The British High Commission in Abuja stated this in response to a statement by the counsel to the detained leader of the proscribed Indigenous People of Biafra (IPOB), Nnamdi Kanu, Aloy Ejimakor and Kanu’s family.
The United Kingdom also said it continued to seek clarification about the circumstances of the arrest of Kanu from the Nigerian Government.
Ejimakor had in a statement issued on Thursday, said no trial will take place until the issue of Kanu’s ‘illegal abduction’ was resolved.
Ejimakor said: “In my opinion, before any court can subject Kanu to trial, it has to first conduct a trial within trial on the grievous incident that forced him to leave Nigeria and the equally grievous incident that forced him back to Nigeria. No court of law with conscience and equity will overlook those two incidents and proceed to trial.”
Kanu’s younger brother, Kingsley Kanu, had also in a statement, said there would not be any court proceeding on July 26, until the issue of how his brother was arrested and brought back to Nigeria was addressed. Responding to Saturday Sun’s enquiry, the Head of Communications, British High Commission, Abuja, Dean Hurlock, said: “The UK Government is aware of the ongoing detention of Mr Kanu.
“The UK has requested consular access to Mr Kanu from the Nigerian government, and we stand ready to provide consular assistance.
“As a British national, our current priority is Mr Kanu’s health, welfare and fair treatment.

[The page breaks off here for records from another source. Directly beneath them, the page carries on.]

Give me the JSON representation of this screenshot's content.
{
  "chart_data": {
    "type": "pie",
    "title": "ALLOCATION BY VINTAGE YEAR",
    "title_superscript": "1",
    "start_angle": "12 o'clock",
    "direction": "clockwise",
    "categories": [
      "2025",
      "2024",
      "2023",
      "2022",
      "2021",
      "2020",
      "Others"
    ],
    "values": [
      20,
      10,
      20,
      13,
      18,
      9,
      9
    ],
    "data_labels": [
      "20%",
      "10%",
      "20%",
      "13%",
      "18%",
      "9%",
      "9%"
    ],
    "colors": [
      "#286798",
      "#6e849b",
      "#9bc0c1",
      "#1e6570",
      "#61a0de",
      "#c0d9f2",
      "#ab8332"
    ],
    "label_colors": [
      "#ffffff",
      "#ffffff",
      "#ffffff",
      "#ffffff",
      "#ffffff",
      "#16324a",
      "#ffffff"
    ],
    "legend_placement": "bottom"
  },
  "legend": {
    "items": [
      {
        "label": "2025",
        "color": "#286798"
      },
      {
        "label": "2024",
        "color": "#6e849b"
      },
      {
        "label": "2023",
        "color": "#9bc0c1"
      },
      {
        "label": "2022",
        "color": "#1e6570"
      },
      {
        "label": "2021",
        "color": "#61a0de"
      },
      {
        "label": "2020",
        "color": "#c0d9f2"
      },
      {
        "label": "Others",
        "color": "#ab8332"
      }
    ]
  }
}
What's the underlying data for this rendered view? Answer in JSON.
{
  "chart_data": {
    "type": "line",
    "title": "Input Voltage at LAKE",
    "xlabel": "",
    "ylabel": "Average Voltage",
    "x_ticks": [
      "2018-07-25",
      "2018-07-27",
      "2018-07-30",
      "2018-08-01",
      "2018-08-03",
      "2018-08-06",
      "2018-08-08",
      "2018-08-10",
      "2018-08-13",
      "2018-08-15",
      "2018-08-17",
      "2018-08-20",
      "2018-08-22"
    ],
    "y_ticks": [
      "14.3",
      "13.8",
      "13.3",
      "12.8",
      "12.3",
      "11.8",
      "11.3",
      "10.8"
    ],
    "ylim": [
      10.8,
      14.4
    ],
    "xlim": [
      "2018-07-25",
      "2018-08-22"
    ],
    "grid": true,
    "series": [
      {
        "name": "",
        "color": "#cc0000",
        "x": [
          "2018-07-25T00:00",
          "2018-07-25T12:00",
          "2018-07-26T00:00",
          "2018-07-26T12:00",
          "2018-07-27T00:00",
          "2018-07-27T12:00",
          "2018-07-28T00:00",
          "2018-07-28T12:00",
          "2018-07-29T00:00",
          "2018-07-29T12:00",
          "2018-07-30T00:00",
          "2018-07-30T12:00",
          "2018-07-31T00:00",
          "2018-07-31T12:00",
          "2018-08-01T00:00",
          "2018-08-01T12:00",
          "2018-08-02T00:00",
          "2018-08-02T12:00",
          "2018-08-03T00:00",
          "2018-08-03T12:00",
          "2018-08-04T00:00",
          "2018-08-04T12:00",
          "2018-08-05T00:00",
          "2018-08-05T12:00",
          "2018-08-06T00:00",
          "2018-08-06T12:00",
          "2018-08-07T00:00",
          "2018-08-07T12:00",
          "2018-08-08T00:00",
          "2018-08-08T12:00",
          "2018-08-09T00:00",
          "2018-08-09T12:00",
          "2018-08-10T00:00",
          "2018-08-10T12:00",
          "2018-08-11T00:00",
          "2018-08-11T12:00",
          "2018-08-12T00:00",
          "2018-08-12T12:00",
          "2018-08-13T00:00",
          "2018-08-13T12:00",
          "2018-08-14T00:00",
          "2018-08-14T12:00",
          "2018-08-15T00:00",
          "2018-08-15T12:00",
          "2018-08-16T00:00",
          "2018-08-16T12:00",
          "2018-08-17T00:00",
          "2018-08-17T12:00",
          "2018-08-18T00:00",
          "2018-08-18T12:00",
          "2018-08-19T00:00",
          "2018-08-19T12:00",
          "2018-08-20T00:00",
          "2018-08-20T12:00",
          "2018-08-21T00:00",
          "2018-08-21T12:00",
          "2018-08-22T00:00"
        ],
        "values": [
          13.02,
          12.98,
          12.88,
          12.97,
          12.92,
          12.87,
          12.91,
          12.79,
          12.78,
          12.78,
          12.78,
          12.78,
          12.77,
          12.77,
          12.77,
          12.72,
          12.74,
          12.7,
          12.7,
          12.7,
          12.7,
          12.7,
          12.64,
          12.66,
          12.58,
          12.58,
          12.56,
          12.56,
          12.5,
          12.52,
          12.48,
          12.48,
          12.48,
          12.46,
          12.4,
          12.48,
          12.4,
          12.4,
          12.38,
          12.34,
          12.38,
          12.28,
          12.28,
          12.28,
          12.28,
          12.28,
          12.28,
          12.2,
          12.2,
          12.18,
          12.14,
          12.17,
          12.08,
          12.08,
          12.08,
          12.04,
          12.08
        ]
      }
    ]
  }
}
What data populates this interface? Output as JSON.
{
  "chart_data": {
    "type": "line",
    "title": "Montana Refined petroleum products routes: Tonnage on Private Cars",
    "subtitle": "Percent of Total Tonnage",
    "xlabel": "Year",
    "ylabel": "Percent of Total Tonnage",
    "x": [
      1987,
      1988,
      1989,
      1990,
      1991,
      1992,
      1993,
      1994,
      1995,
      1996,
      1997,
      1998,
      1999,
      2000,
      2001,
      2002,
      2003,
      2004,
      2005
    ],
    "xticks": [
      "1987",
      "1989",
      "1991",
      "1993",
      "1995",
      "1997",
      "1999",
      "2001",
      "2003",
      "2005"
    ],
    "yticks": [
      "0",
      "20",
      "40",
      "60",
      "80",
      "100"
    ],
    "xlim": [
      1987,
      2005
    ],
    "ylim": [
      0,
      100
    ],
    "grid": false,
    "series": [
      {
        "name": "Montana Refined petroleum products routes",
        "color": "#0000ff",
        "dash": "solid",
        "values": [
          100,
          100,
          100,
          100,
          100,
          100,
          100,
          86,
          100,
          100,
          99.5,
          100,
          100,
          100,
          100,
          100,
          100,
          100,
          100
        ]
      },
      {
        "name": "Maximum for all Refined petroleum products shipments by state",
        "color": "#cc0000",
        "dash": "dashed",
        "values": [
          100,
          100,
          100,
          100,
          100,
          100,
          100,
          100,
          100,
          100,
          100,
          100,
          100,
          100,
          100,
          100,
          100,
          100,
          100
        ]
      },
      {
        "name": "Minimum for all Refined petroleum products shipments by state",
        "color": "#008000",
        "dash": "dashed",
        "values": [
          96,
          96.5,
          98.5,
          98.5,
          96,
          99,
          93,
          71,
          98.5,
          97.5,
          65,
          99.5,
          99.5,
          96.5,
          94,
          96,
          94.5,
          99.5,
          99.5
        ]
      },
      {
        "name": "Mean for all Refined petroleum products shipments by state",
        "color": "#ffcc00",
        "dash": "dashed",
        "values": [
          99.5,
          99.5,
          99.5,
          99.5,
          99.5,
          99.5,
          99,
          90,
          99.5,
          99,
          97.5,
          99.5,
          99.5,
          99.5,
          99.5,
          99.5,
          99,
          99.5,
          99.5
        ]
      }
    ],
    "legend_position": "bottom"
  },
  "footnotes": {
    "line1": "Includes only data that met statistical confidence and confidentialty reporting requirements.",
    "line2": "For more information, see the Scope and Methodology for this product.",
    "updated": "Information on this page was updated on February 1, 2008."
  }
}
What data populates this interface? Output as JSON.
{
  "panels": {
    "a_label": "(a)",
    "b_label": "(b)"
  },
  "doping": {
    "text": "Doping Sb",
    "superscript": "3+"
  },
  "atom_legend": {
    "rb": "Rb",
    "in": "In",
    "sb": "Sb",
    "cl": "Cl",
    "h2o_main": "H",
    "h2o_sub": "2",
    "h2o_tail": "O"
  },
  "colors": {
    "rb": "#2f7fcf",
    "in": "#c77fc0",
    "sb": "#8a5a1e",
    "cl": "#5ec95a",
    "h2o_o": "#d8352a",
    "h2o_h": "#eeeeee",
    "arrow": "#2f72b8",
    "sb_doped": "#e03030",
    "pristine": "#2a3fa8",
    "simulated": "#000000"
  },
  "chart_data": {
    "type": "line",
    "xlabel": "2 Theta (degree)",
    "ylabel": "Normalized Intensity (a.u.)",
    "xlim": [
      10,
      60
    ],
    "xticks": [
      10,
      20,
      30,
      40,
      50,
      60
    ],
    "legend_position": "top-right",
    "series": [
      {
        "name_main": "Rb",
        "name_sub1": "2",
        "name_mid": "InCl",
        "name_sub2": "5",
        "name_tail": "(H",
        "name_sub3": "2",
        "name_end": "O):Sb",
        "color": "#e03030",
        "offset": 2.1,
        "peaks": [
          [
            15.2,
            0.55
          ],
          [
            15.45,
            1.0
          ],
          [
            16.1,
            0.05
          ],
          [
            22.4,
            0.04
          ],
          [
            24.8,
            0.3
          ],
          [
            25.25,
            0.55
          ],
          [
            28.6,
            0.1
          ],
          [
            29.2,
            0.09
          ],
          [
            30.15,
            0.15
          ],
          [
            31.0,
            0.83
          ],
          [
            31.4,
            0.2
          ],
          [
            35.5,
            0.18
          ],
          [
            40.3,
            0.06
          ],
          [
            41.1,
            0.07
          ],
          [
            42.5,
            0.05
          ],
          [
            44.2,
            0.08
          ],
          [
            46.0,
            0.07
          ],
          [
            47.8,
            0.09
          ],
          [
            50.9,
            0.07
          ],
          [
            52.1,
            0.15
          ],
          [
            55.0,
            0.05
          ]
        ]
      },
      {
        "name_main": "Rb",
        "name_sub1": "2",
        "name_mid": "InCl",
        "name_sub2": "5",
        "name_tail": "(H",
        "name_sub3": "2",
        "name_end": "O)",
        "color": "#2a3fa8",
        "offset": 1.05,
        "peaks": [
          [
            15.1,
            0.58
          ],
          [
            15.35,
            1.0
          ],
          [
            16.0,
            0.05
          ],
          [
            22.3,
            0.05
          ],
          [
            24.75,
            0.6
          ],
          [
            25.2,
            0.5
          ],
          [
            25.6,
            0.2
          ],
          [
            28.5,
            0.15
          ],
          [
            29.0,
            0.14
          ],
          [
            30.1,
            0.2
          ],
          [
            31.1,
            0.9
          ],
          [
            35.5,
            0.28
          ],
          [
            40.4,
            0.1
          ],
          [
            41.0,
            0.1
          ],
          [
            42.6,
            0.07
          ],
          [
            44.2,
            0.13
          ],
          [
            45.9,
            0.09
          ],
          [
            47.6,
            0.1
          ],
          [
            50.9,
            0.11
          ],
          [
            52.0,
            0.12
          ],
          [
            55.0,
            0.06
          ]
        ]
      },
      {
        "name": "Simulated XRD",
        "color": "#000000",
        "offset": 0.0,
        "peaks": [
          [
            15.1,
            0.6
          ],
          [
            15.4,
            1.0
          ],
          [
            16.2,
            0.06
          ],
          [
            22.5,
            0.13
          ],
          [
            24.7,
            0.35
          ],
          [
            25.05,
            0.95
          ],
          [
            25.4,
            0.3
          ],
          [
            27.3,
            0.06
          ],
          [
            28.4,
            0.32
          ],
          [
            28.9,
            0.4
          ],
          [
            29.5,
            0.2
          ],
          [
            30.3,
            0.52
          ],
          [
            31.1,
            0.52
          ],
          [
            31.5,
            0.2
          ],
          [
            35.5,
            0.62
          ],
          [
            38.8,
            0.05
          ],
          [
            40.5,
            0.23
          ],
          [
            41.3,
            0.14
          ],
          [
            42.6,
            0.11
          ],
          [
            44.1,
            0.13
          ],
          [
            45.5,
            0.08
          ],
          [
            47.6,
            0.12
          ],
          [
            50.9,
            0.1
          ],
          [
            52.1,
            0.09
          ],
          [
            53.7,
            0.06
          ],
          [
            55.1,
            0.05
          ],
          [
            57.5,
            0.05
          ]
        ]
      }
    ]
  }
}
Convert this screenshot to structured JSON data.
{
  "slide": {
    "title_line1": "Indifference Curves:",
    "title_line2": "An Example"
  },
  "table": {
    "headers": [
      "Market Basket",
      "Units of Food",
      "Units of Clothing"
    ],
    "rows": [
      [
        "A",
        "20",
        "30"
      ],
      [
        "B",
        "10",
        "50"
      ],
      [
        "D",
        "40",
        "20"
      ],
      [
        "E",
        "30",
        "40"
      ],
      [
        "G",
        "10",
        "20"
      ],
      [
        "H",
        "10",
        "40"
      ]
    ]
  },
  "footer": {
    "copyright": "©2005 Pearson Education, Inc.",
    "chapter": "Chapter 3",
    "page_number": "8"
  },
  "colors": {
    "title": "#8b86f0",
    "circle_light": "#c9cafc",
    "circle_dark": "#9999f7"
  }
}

“Our consular staff will always endeavour to give appropriate and tailored support to British nationals overseas, and to their families in the UK.
“The British High Commission in Nigeria stands ready to provide such assistance to Mr Kanu and his family in the UK. “The UK takes all allegations of human rights violations very seriously and raises concerns with local authorities where appropriate,” Hurlock said.
Hurlock further said it was very important to the Government of the United Kingdom that any trial or legal proceedings regarding Kanu followed due process.